By the age of sixteen, every girl weaves a dream for herself — “I’m going to get out of here.” Why, it doesn’t matter. Perhaps the bloody contraption nestled beneath her ribcage wants to pump blood that aches for foreign air. Perhaps she no longer wishes to be constrained by the suffocating manacles of societal pressure. Perhaps she plans to prove everyone wrong by reaching a place they never expected her to. Whatever the reason, such flights of fancy are ridden by the lion’s share of teenage minds: to take a swig of the most expensive wine while perusing the teeming thoroughfares of Edinburgh; to admire the masterstrokes of architecture under the dome of St. Peter’s Basilica; to adjust the flattened sleeves of a kimono as fireworks glimmer across the cosmic abyss in Tokyo. The list never ends, and it never should. Life is built of miracles, of bricks that anoint the creator’s fingers with the cement of splendor.

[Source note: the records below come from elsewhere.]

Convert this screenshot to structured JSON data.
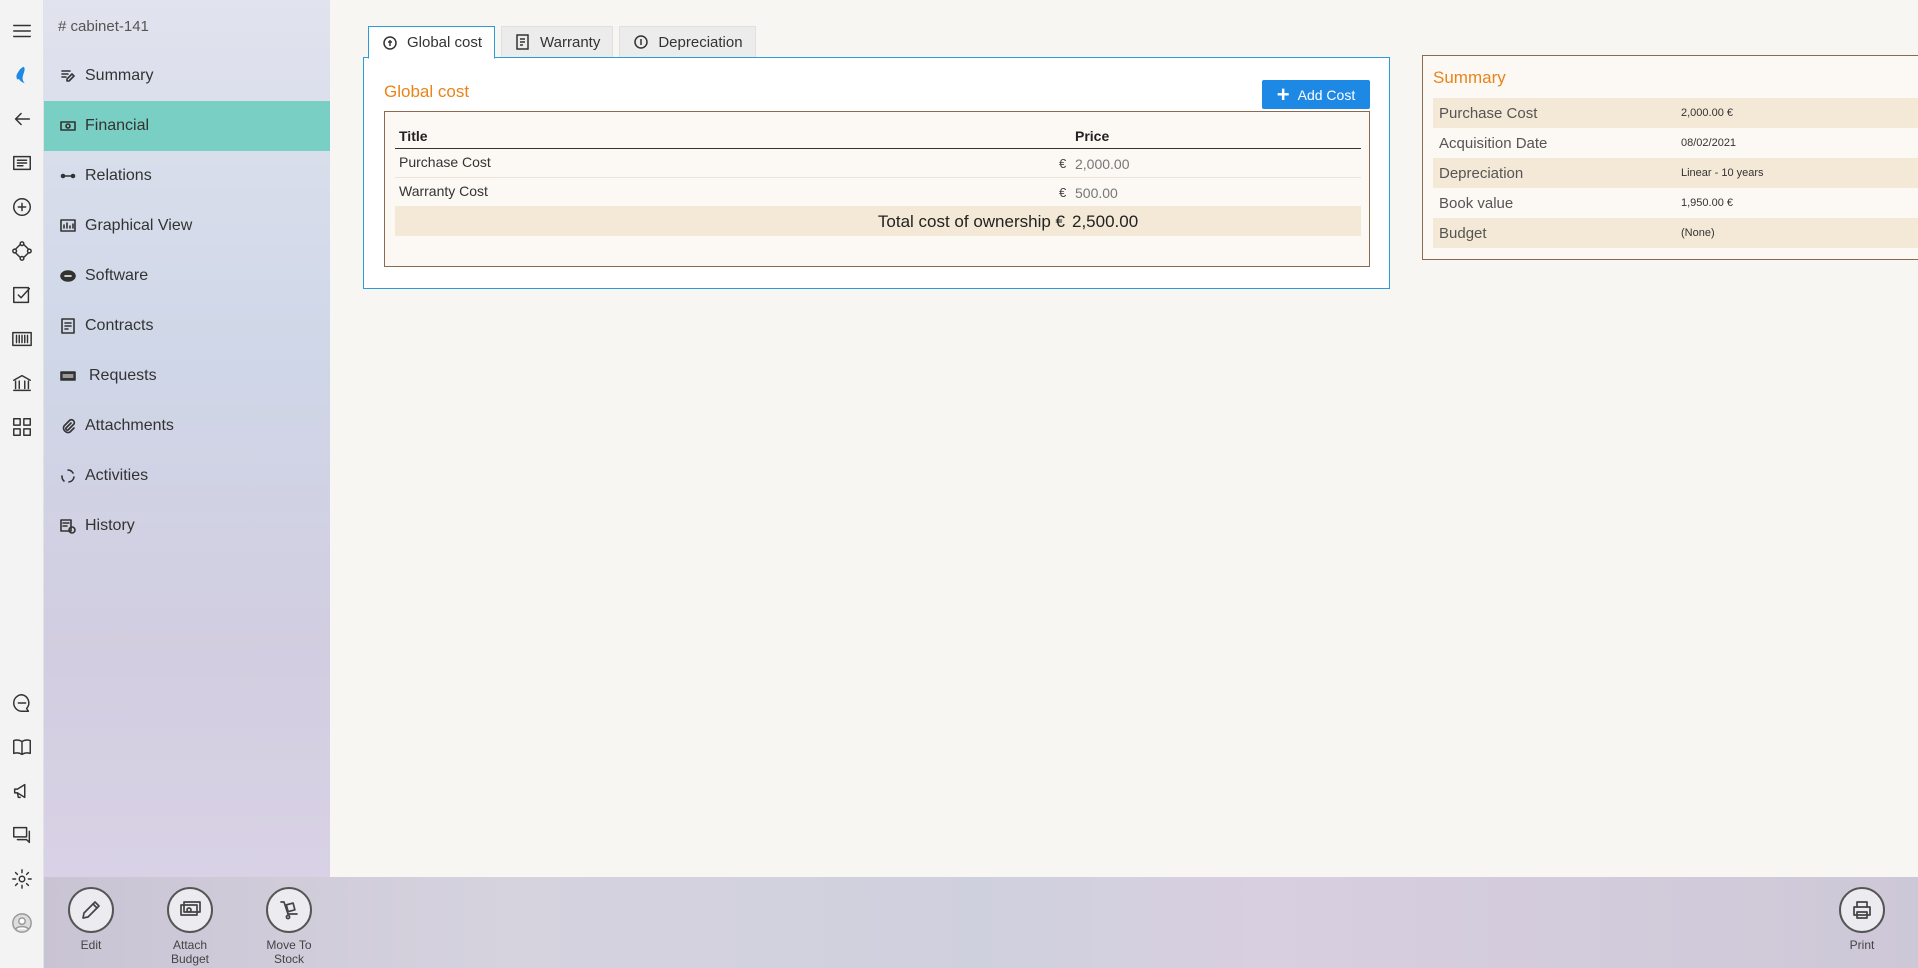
{
  "breadcrumb": "# cabinet-141",
  "sidebar": {
    "items": [
      {
        "label": "Summary",
        "icon": "pencil-note-icon"
      },
      {
        "label": "Financial",
        "icon": "money-icon",
        "active": true
      },
      {
        "label": "Relations",
        "icon": "link-icon"
      },
      {
        "label": "Graphical View",
        "icon": "graph-icon"
      },
      {
        "label": "Software",
        "icon": "software-icon"
      },
      {
        "label": "Contracts",
        "icon": "contract-icon"
      },
      {
        "label": "Requests",
        "icon": "keyboard-icon"
      },
      {
        "label": "Attachments",
        "icon": "paperclip-icon"
      },
      {
        "label": "Activities",
        "icon": "cycle-icon"
      },
      {
        "label": "History",
        "icon": "history-icon"
      }
    ]
  },
  "tabs": [
    {
      "label": "Global cost",
      "active": true
    },
    {
      "label": "Warranty"
    },
    {
      "label": "Depreciation"
    }
  ],
  "global_cost": {
    "title": "Global cost",
    "add_button": "Add Cost",
    "columns": {
      "title": "Title",
      "price": "Price"
    },
    "rows": [
      {
        "title": "Purchase Cost",
        "currency": "€",
        "price": "2,000.00"
      },
      {
        "title": "Warranty Cost",
        "currency": "€",
        "price": "500.00"
      }
    ],
    "total_label": "Total cost of ownership €",
    "total_value": "2,500.00"
  },
  "summary": {
    "title": "Summary",
    "rows": [
      {
        "key": "Purchase Cost",
        "value": "2,000.00 €"
      },
      {
        "key": "Acquisition Date",
        "value": "08/02/2021"
      },
      {
        "key": "Depreciation",
        "value": "Linear - 10 years"
      },
      {
        "key": "Book value",
        "value": "1,950.00 €"
      },
      {
        "key": "Budget",
        "value": "(None)"
      }
    ]
  },
  "toolbar": {
    "edit": "Edit",
    "attach_budget": "Attach Budget",
    "move_to_stock": "Move To Stock",
    "print": "Print"
  },
  "colors": {
    "accent": "#e8841a",
    "active_nav": "#79cfc4",
    "primary_button": "#1e88e5",
    "tab_border": "#2f9bd6"
  }
}
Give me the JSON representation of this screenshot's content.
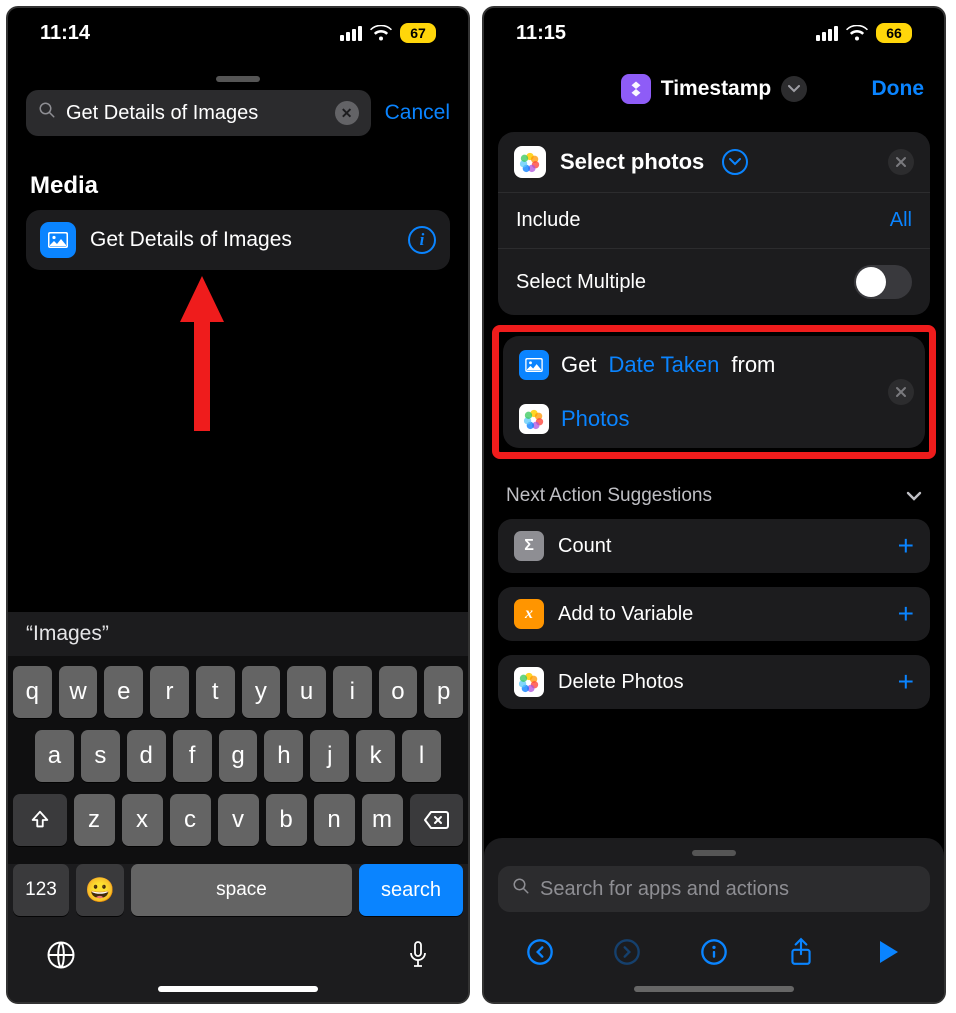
{
  "left": {
    "status": {
      "time": "11:14",
      "battery": "67"
    },
    "search": {
      "query": "Get Details of Images",
      "cancel": "Cancel"
    },
    "section_header": "Media",
    "result": {
      "label": "Get Details of Images"
    },
    "keyboard": {
      "suggestion": "“Images”",
      "row1": [
        "q",
        "w",
        "e",
        "r",
        "t",
        "y",
        "u",
        "i",
        "o",
        "p"
      ],
      "row2": [
        "a",
        "s",
        "d",
        "f",
        "g",
        "h",
        "j",
        "k",
        "l"
      ],
      "row3": [
        "z",
        "x",
        "c",
        "v",
        "b",
        "n",
        "m"
      ],
      "key123": "123",
      "space": "space",
      "search": "search"
    }
  },
  "right": {
    "status": {
      "time": "11:15",
      "battery": "66"
    },
    "header": {
      "title": "Timestamp",
      "done": "Done"
    },
    "select_card": {
      "title": "Select photos",
      "rows": {
        "include_label": "Include",
        "include_value": "All",
        "multiple_label": "Select Multiple"
      }
    },
    "get_card": {
      "prefix": "Get",
      "token1": "Date Taken",
      "mid": "from",
      "token2": "Photos"
    },
    "suggestions": {
      "header": "Next Action Suggestions",
      "items": [
        {
          "label": "Count"
        },
        {
          "label": "Add to Variable"
        },
        {
          "label": "Delete Photos"
        }
      ]
    },
    "search_placeholder": "Search for apps and actions"
  }
}
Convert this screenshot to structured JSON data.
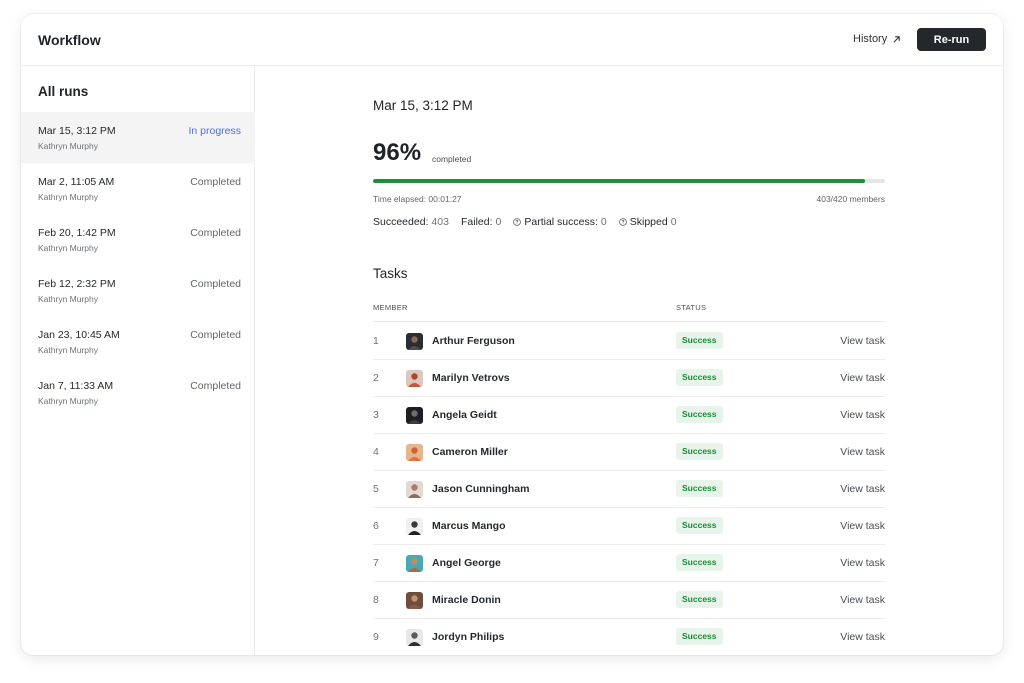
{
  "header": {
    "title": "Workflow",
    "history_label": "History",
    "rerun_label": "Re-run"
  },
  "sidebar": {
    "title": "All runs",
    "runs": [
      {
        "date": "Mar 15, 3:12 PM",
        "user": "Kathryn Murphy",
        "status": "In progress"
      },
      {
        "date": "Mar 2, 11:05 AM",
        "user": "Kathryn Murphy",
        "status": "Completed"
      },
      {
        "date": "Feb 20, 1:42 PM",
        "user": "Kathryn Murphy",
        "status": "Completed"
      },
      {
        "date": "Feb 12, 2:32 PM",
        "user": "Kathryn Murphy",
        "status": "Completed"
      },
      {
        "date": "Jan 23, 10:45 AM",
        "user": "Kathryn Murphy",
        "status": "Completed"
      },
      {
        "date": "Jan 7, 11:33 AM",
        "user": "Kathryn Murphy",
        "status": "Completed"
      }
    ]
  },
  "run": {
    "heading": "Mar 15, 3:12 PM",
    "percent": "96%",
    "percent_label": "completed",
    "progress_fraction": 0.96,
    "elapsed": "Time elapsed: 00:01:27",
    "members": "403/420 members",
    "stats": {
      "succeeded_label": "Succeeded:",
      "succeeded": "403",
      "failed_label": "Failed:",
      "failed": "0",
      "partial_label": "Partial success:",
      "partial": "0",
      "skipped_label": "Skipped",
      "skipped": "0"
    }
  },
  "tasks": {
    "title": "Tasks",
    "col_member": "MEMBER",
    "col_status": "STATUS",
    "view_label": "View task",
    "rows": [
      {
        "idx": "1",
        "name": "Arthur Ferguson",
        "status": "Success"
      },
      {
        "idx": "2",
        "name": "Marilyn Vetrovs",
        "status": "Success"
      },
      {
        "idx": "3",
        "name": "Angela Geidt",
        "status": "Success"
      },
      {
        "idx": "4",
        "name": "Cameron Miller",
        "status": "Success"
      },
      {
        "idx": "5",
        "name": "Jason Cunningham",
        "status": "Success"
      },
      {
        "idx": "6",
        "name": "Marcus Mango",
        "status": "Success"
      },
      {
        "idx": "7",
        "name": "Angel George",
        "status": "Success"
      },
      {
        "idx": "8",
        "name": "Miracle Donin",
        "status": "Success"
      },
      {
        "idx": "9",
        "name": "Jordyn Philips",
        "status": "Success"
      }
    ]
  },
  "colors": {
    "accent_dark": "#24272b",
    "in_progress": "#4f6fe0",
    "success_text": "#1d8a36",
    "success_bg": "#e7f4ea",
    "progress": "#1f8f3a"
  }
}
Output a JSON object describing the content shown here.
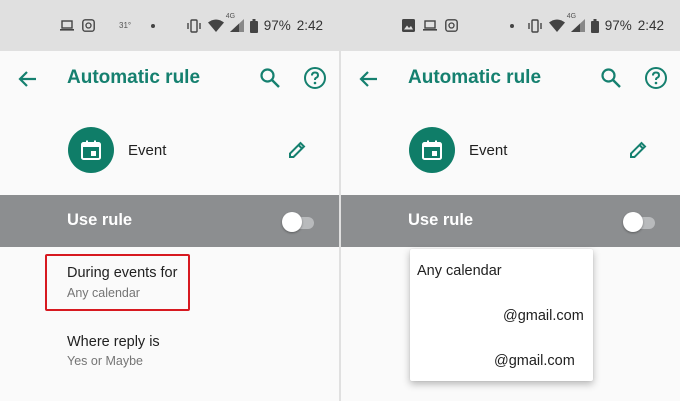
{
  "status_bar": {
    "temperature": "31°",
    "battery_percent": "97%",
    "time": "2:42",
    "network_label": "4G"
  },
  "app_bar": {
    "title": "Automatic rule",
    "back_icon": "arrow-back-icon",
    "search_icon": "search-icon",
    "help_icon": "help-circle-icon"
  },
  "rule": {
    "type_label": "Event",
    "type_icon": "calendar-icon",
    "edit_icon": "pencil-icon"
  },
  "use_rule": {
    "label": "Use rule",
    "enabled": false
  },
  "settings": [
    {
      "title": "During events for",
      "value": "Any calendar"
    },
    {
      "title": "Where reply is",
      "value": "Yes or Maybe"
    }
  ],
  "calendar_menu": {
    "options": [
      "Any calendar",
      "@gmail.com",
      "@gmail.com"
    ]
  },
  "colors": {
    "accent": "#15806f",
    "avatar": "#0f7d68",
    "use_rule_bar": "#8c8e90",
    "highlight": "#d71920",
    "status_bar": "#e0e0e0"
  }
}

So why settle for small, “achievable” desires?

 

But dreaming is far easier than turning that distant fantasy into reality. Dreaming is far easier than confronting life’s harshness. The naive sixteen‑year‑old quickly becomes a captive of her early twenties, juggling academics, family, friends, and, of course, the will to survive. She wakes up every day like clockwork, a cog in a wheel, a dime a dozen—out of habit, not out of rest, repeating a routine that long ago stopped feeling like living. She scrolls through Instagram reels while her mind reverberates with the reminder, “Get a job!” She looks at her reflection and sees a woman far from the one‑way ticket to her little la‑la land. Sometimes she sits on the cold, welcoming floor and wonders, “How do I make it stop? How do I halt this incessant spiral of helplessness? I’m too old. I’ve passed the age of catching my flight. I’m unemployed, I feel dumb, and a single bad grade disarms me completely.”

 

Then a snide remark invades her bubble of grief—something from a relative she doesn’t hold dear, something from the searing, delicate flesh she’s built from, something from an authoritative figure she deeply admires. And she begins to blaze with the anger of breaking free again.

 

A decade from now, if fate is kind to her and she is rude to it, she will make it. God, I pray she does. If she doesn’t—however heartbreakingly—she will pretend she gave up on that dream long ago. She will feign insouciance, as all mortals do to keep from falling apart, and grab a glass of wine as if she doesn’t see a reflection of Edinburgh in it. She will stare at the gold‑rimmed portrait that blinds her vision with the curves and swoops of the Renaissance and act as though there’s not a single fragment of Rome in it. She will go through her closet, glimpse the moth‑eaten kimono, and steel her heart to pretend she doesn’t care much for it.

 

But they will hook her up to a polygraph and ask her if she wants to get out of here, and she will say “no,” yet the needle will jump and sputter exactly the way the lights of an airplane glitter.